Actuality Entertainment
Overview
Providing an answer to the recruiting problem for summer sales companies, Firstline Security affiliate Actuality Entertainment formed to create The Prodigy, a reality television show. Firstline Security and other companies were experiencing difficulty in the recruitment process: many firms were offering bonuses up to $20,000 to inexperienced sales representatives. Chief Executive Officer Wright Thurston and Chief Marketing Officer Bryan Ferre developed Actuality Entertainment and The Prodigy in order to increase the number of summer sales candidates as well as the number of summer sales themselves. The production team traveled to colleges across the country and interviewed more than 10,000 students.
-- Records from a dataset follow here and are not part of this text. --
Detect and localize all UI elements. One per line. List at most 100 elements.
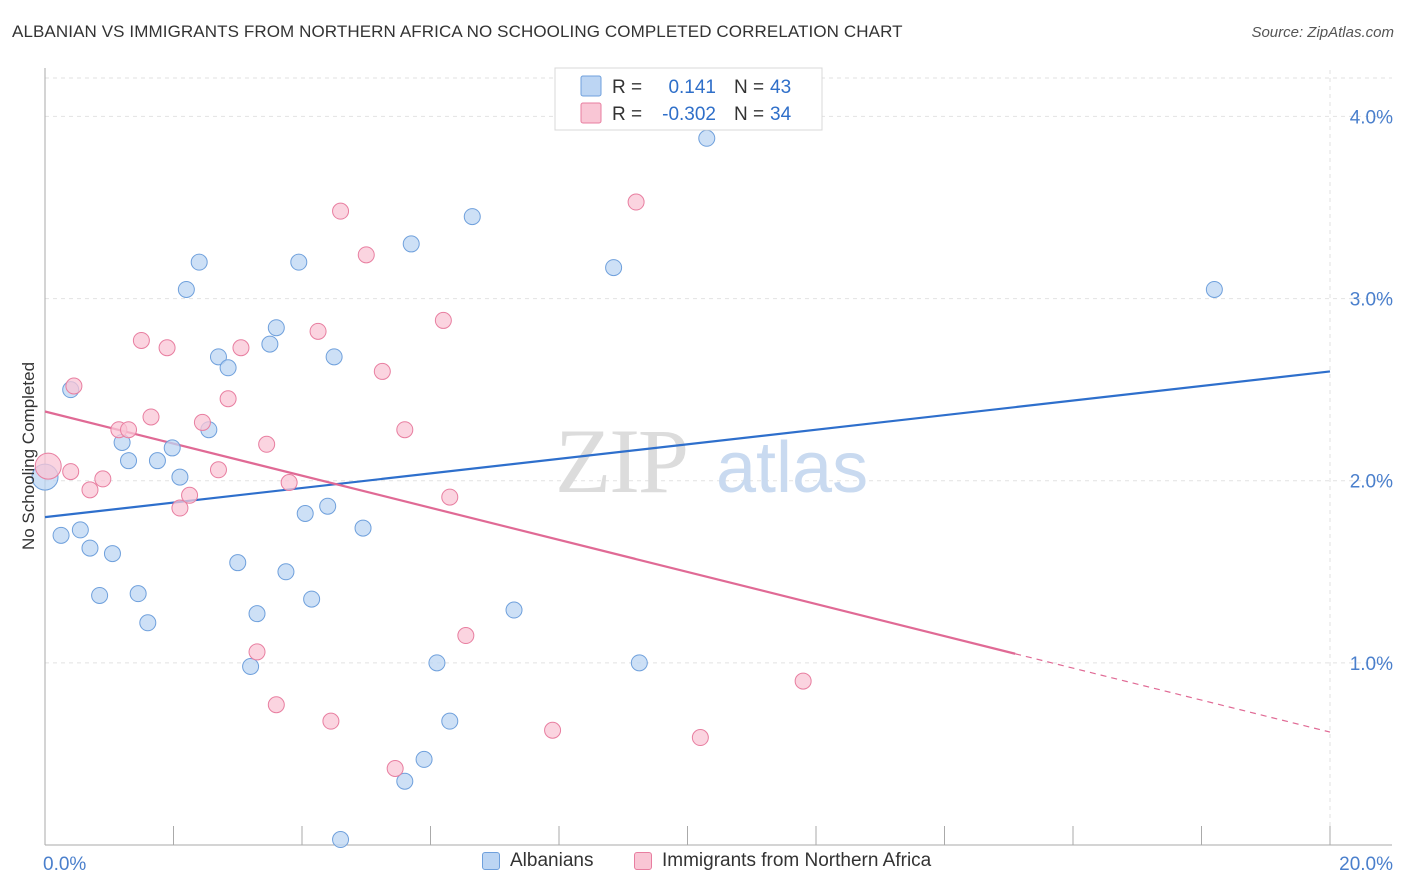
data-point-albanians <box>242 658 260 675</box>
data-point-immigrants <box>309 322 327 340</box>
grid-lines <box>45 70 1392 845</box>
stats-swatch-immigrants <box>580 102 602 124</box>
legend-label-albanians: Albanians <box>510 850 594 871</box>
data-point-albanians <box>505 601 523 619</box>
data-point-albanians <box>267 319 285 337</box>
data-point-albanians <box>71 521 89 539</box>
data-point-immigrants <box>142 408 160 426</box>
data-point-albanians <box>120 452 138 470</box>
data-point-immigrants <box>248 643 266 661</box>
data-point-albanians <box>463 208 481 226</box>
watermark-zip: ZIP <box>555 410 687 512</box>
trend-line-immigrants <box>44 410 1016 655</box>
data-point-immigrants <box>34 452 62 480</box>
data-point-immigrants <box>158 339 176 357</box>
data-point-albanians <box>148 452 166 470</box>
data-point-immigrants <box>65 377 83 395</box>
legend-item-immigrants[interactable]: Immigrants from Northern Africa <box>634 850 931 872</box>
data-point-albanians <box>248 605 266 623</box>
stats-r-value-1: 0.141 <box>668 77 716 98</box>
data-point-albanians <box>296 505 314 522</box>
stats-n-label-1: N = <box>734 77 764 98</box>
data-point-albanians <box>103 545 121 563</box>
data-point-immigrants <box>232 339 250 357</box>
data-point-albanians <box>163 439 181 457</box>
data-point-albanians <box>277 563 295 581</box>
stats-legend: R = 0.141 N = 43 R = -0.302 N = 34 <box>554 67 823 131</box>
data-point-immigrants <box>171 499 189 517</box>
data-point-albanians <box>303 590 321 608</box>
data-point-immigrants <box>209 461 227 479</box>
stats-r-label-2: R = <box>612 104 642 125</box>
data-point-immigrants <box>357 246 375 264</box>
data-point-albanians <box>441 712 459 730</box>
data-point-albanians <box>396 772 414 790</box>
data-point-immigrants <box>193 413 211 431</box>
data-point-albanians <box>319 497 337 515</box>
data-point-immigrants <box>386 760 404 777</box>
data-point-albanians <box>209 348 227 366</box>
data-point-albanians <box>415 750 433 768</box>
data-point-albanians <box>171 468 189 486</box>
y-tick-labels: 1.0% 2.0% 3.0% 4.0% <box>1350 107 1393 674</box>
legend-item-albanians[interactable]: Albanians <box>482 850 593 872</box>
data-point-albanians <box>177 280 195 298</box>
data-point-albanians <box>190 253 208 271</box>
data-point-immigrants <box>258 435 276 453</box>
data-point-immigrants <box>434 311 452 329</box>
y-tick-label: 3.0% <box>1350 290 1393 311</box>
x-tick-labels: 0.0% 20.0% <box>43 854 1393 875</box>
watermark-atlas: atlas <box>716 428 868 508</box>
y-tick-label: 2.0% <box>1350 472 1393 493</box>
data-point-immigrants <box>794 672 812 690</box>
chart-title: ALBANIAN VS IMMIGRANTS FROM NORTHERN AFR… <box>12 22 903 41</box>
data-point-immigrants <box>441 488 459 506</box>
data-point-albanians <box>52 526 70 544</box>
data-point-albanians <box>605 259 623 277</box>
data-point-immigrants <box>62 463 80 481</box>
data-point-immigrants <box>120 421 138 439</box>
data-point-immigrants <box>181 486 199 504</box>
stats-swatch-albanians <box>580 75 602 97</box>
x-tick-label: 0.0% <box>43 854 86 875</box>
stats-n-label-2: N = <box>734 104 764 125</box>
data-point-albanians <box>129 585 147 603</box>
data-point-albanians <box>290 253 308 271</box>
data-point-albanians <box>91 586 109 604</box>
data-point-albanians <box>1205 280 1223 298</box>
y-tick-label: 1.0% <box>1350 654 1393 675</box>
data-point-immigrants <box>396 421 414 439</box>
data-point-albanians <box>325 348 343 366</box>
data-point-immigrants <box>332 202 350 220</box>
data-point-albanians <box>630 654 648 672</box>
trend-line-immigrants-extension <box>1015 653 1331 733</box>
data-point-albanians <box>139 614 157 632</box>
data-point-immigrants <box>132 331 150 349</box>
legend-label-immigrants: Immigrants from Northern Africa <box>662 850 932 871</box>
data-points <box>31 129 1223 849</box>
source-label: Source: ZipAtlas.com <box>1251 24 1394 41</box>
data-point-albanians <box>219 359 237 377</box>
watermark: ZIP atlas <box>555 410 868 512</box>
data-point-immigrants <box>81 481 99 499</box>
trend-line-albanians <box>44 370 1331 519</box>
data-point-albanians <box>354 519 372 537</box>
data-point-immigrants <box>280 474 298 492</box>
data-point-albanians <box>428 654 446 672</box>
legend-swatch-immigrants <box>634 852 652 870</box>
data-point-albanians <box>402 235 420 253</box>
data-point-immigrants <box>94 470 112 488</box>
stats-r-value-2: -0.302 <box>662 104 716 125</box>
data-point-immigrants <box>267 696 285 714</box>
data-point-albanians <box>332 831 350 849</box>
data-point-albanians <box>261 335 279 353</box>
y-tick-label: 4.0% <box>1350 107 1393 128</box>
data-point-immigrants <box>691 729 709 747</box>
data-point-immigrants <box>219 390 237 408</box>
data-point-immigrants <box>627 193 645 211</box>
data-point-albanians <box>698 129 716 147</box>
y-axis-label: No Schooling Completed <box>19 362 38 550</box>
data-point-immigrants <box>457 627 475 645</box>
x-tick-label: 20.0% <box>1339 854 1393 875</box>
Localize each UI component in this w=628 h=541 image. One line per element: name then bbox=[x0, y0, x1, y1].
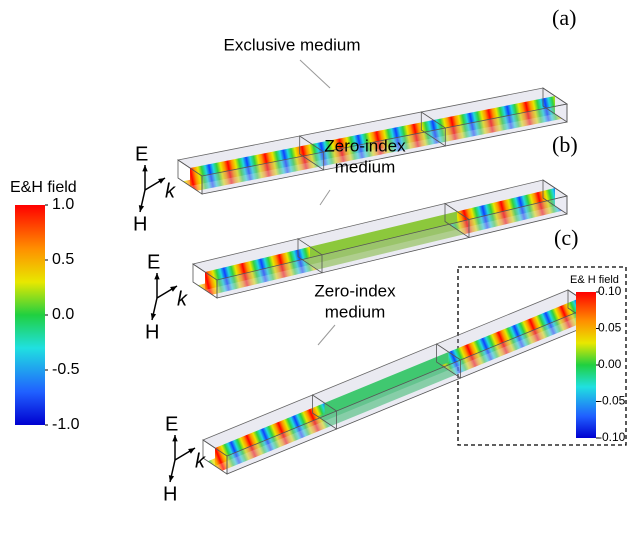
colorbar bbox=[576, 292, 596, 438]
arrow-head bbox=[142, 165, 147, 171]
leader-line bbox=[318, 325, 335, 345]
annotation: Zero-index bbox=[314, 281, 396, 300]
colorbar-tick-label: -0.10 bbox=[598, 430, 626, 444]
colorbar-tick-label: 0.0 bbox=[52, 306, 74, 323]
panel-label: (c) bbox=[554, 225, 578, 250]
annotation: Exclusive medium bbox=[224, 35, 361, 54]
colorbar-tick-label: -0.05 bbox=[598, 394, 626, 408]
annotation: medium bbox=[335, 157, 395, 176]
axis-h: H bbox=[163, 483, 177, 505]
colorbar-tick-label: 0.00 bbox=[598, 357, 622, 371]
colorbar-tick-label: -1.0 bbox=[52, 416, 80, 433]
panel-label: (a) bbox=[552, 5, 576, 30]
axis-e: E bbox=[147, 251, 160, 273]
colorbar-tick-label: 0.05 bbox=[598, 321, 622, 335]
colorbar-title: E&H field bbox=[10, 179, 77, 196]
colorbar-tick-label: 1.0 bbox=[52, 196, 74, 213]
axis-k: k bbox=[177, 288, 188, 310]
axis-e: E bbox=[165, 413, 178, 435]
colorbar-tick-label: -0.5 bbox=[52, 361, 80, 378]
leader-line bbox=[320, 190, 330, 205]
axis-k: k bbox=[165, 180, 176, 202]
arrow-head bbox=[172, 435, 177, 441]
leader-line bbox=[300, 60, 330, 88]
guide-front bbox=[227, 306, 592, 474]
colorbar-tick-label: 0.5 bbox=[52, 251, 74, 268]
colorbar-tick-label: 0.10 bbox=[598, 284, 622, 298]
panel-label: (b) bbox=[552, 132, 578, 157]
annotation: medium bbox=[325, 302, 385, 321]
axis-h: H bbox=[133, 213, 147, 235]
axis-h: H bbox=[145, 321, 159, 343]
annotation: Zero-index bbox=[324, 136, 406, 155]
arrow-head bbox=[154, 273, 159, 279]
axis-k: k bbox=[195, 450, 206, 472]
axis-e: E bbox=[135, 143, 148, 165]
figure: (a)Exclusive mediumEkH(b)Zero-indexmediu… bbox=[0, 0, 628, 541]
colorbar bbox=[15, 205, 45, 425]
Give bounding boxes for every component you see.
Ultimately, Actuality Entertainment selected 2000 students to compete in the show’s first challenge. Contestants were trained on how to sell Firstline Security products before being sent out to locations across the country to put their training to practical use. Film graduates of Collins College in Tempe, Arizona, were hired to follow contestants in 57 different cities. The film crews followed students for four months, taping them nonstop. Actuality Entertainment assigned increasingly difficult tasks to competitors and regularly eliminated contestants. The Prodigy ended with an awards ceremony in Hawaii, where the winner earned $300,000 in cash and a brand new car.
Unfortunately, Actuality Entertainment was never able to air The Prodigy. Shortly after the show’s wrap-up, Firstline Security entered into bankruptcy and the 80-plus hours of footage for the reality television show was destroyed during the liquidation of assets. Despite this, The Prodigy’s winner, Jordan Folsom, still received the cash prize and the car.